Netanyahu: Trump said I don’t want peace, in a ‘Houston, we are the problem!’ moment
In memoir, former PM says he used golf talk and visual aids to get ex-president on Israel’s side; Ron Dermer called peace with Palestinians a ‘hole-in-one through a brick wall’
Michael Horovitz is a breaking news editor at The Times of Israel
Former prime minister Benjamin Netanyahu reveals in an upcoming book that golfing metaphors and simple visual aids were used to convince then-US president Donald Trump to pursue regional peace between Israel and Arab states, and to counter his positive first impression of the Palestinian Authority leadership under President Mahmoud Abbas.
An advanced copy of Netanyahu’s memoir, “Bibi: My Story,” set to be released on October 18, was obtained by The Guardian.
The book reveals details of the former prime minister’s relationship with the former president while they were concurrently in office, from 2017 to 2021.
According to the Guardian, Netanyahu boasts of policy successes during Trump’s term, such as the US move of its embassy from Tel Aviv to Jerusalem, recognition of Israel’s sovereignty over the Golan Heights, and Washington’s withdrawal from the 2015 Iran nuclear deal.
He avoids discussing US politics, Trump’s denial of his election loss and the January 6 Capitol riots.
At one point in 2017, when Trump met then-President Reuven Rivlin, the US leader “blurted out, ‘Bibi doesn’t want peace,'” Netanyahu recalled in the book.
He said Israel’s then-ambassador to the United States Ron Dermer was “flabbergasted.” by Trump’s assessment. “This was not ‘Houston, we have a problem.’ This was ‘Houston, we are the problem!'”
Netanyahu was determined to put the Palestinian issue on the back burner during his premiership while pursuing peace with neighboring Arab states, and wrote in the book that he was frustrated with Trump’s “fixation with the Palestinians.”
In September 2020, Israel signed the US-brokered Abraham Accords with Bahrain and the United Arab Emirates, normalizing relations with the two states. Morocco separately forged ties with Israel, while Sudan signed onto the accords later on but has yet to normalize relations with the Jewish state.
In order to convince Trump that peace with the Palestinians was not feasible, Netanyahu said he deployed slides for Trump, with maps demonstrating the distance from Tel Aviv to the 1967 lines “which the Palestinians demanded we retreat,” referring to lines marking Israel’s territory before the Six-Day War.

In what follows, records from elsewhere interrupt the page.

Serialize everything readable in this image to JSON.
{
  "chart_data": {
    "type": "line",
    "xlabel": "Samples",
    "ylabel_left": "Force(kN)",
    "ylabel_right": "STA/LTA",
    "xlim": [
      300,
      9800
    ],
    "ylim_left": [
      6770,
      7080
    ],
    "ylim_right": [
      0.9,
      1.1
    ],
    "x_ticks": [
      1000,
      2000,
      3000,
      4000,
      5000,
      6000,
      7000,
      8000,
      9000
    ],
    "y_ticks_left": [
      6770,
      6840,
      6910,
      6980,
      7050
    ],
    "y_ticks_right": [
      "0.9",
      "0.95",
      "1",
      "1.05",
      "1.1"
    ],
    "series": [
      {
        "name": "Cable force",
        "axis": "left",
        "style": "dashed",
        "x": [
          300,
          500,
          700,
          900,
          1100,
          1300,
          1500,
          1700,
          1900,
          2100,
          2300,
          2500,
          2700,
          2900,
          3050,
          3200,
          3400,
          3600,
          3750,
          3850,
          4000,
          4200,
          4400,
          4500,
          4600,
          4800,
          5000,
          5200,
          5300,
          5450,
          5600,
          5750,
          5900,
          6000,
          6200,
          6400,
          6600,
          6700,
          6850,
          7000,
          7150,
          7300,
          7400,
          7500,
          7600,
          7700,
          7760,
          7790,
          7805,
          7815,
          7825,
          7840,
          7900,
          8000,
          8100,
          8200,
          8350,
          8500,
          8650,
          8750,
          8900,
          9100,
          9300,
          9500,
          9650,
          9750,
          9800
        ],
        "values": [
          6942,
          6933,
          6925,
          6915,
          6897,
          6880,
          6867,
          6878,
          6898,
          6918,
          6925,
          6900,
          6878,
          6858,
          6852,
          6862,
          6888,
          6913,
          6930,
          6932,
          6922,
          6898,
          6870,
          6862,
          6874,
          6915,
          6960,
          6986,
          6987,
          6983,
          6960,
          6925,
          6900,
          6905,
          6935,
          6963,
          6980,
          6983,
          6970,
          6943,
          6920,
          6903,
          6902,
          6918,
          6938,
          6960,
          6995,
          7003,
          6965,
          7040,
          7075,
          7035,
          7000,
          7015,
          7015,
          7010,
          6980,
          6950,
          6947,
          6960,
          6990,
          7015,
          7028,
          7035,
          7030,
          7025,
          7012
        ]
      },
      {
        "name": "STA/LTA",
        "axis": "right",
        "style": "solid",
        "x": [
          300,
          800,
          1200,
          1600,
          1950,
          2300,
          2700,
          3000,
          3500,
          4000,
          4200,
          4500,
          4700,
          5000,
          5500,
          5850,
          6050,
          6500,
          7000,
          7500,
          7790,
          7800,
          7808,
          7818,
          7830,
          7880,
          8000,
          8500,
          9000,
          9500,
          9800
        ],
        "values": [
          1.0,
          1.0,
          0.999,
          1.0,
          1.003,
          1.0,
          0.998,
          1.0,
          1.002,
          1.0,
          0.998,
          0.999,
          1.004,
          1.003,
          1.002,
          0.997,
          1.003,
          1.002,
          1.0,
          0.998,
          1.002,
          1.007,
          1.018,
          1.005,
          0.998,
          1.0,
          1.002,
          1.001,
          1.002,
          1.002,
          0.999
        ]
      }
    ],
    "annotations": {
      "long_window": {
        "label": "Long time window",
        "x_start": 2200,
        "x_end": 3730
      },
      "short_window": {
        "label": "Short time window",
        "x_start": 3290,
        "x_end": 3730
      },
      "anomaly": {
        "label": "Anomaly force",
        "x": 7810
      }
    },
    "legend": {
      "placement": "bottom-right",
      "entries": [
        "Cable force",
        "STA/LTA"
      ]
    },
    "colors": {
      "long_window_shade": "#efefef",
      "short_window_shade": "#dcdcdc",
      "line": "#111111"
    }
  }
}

Trump is widely reported to have preferred to receive information in byte-size, easy-to-digest format, and Netanyahu seems to have embraced such an approach.
“Superimposed on the map was the distance from Trump Tower to the George Washington Bridge. The two distances — a little more than six miles as the crow flies — were identical,” Netanyahu wrote.
Netanyahu said that Dermer described to Trump prospects of achieving peace with the Palestinians as a “hole-in-one through a brick wall,” while “peace with the Emirates is a five-foot putt” and “peace with the Saudis is a 30-foot putt.”
“The president got it. For the time being at least, we had certainly moved him to a better place.”
Netanyahu recollected how as premier, he and then-US ambassador to Israel David Friedman showed video clips of Abbas to Trump portraying him as duplicitous, promoting peace in English while praising terrorists in Arabic.
“I could see that the video registered with Trump, at least momentarily. ‘Wow,’ he said. ‘Is that the same guy I just met in Washington? He seemed like such a sweet, peaceful guy,’” Netanyahu wrote.
This episode was first recounted in US journalist Bob Woodward’s book on the Trump Administration, “Rage.” According to Woodward’s book, then-US Secretary of State Rex Tillerson believed a video of Abbas that ostensibly showed him calling for the murder of children was likely a fake, but Trump remained convinced by the footage and later called Abbas a “liar” and a “murderer” at their next meeting.
Netanyahu also tells of his efforts to convince Trump to withdraw from the Iran deal. He describes a Mossad raid on a warehouse in Tehran in which an “enormous amount of material” was recovered.
When Netanyahu played a short video for Trump in the White House on March 5, 2018, showing what the Israeli operatives had found, “the president pointed to the other senior officials in the Oval Office and said, ‘Maybe they needed to see this. I didn’t. I’ve already decided to leave the deal.’”
Netanyahu presented the findings to the public in April 2018, and a week later, Trump withdrew from the agreement.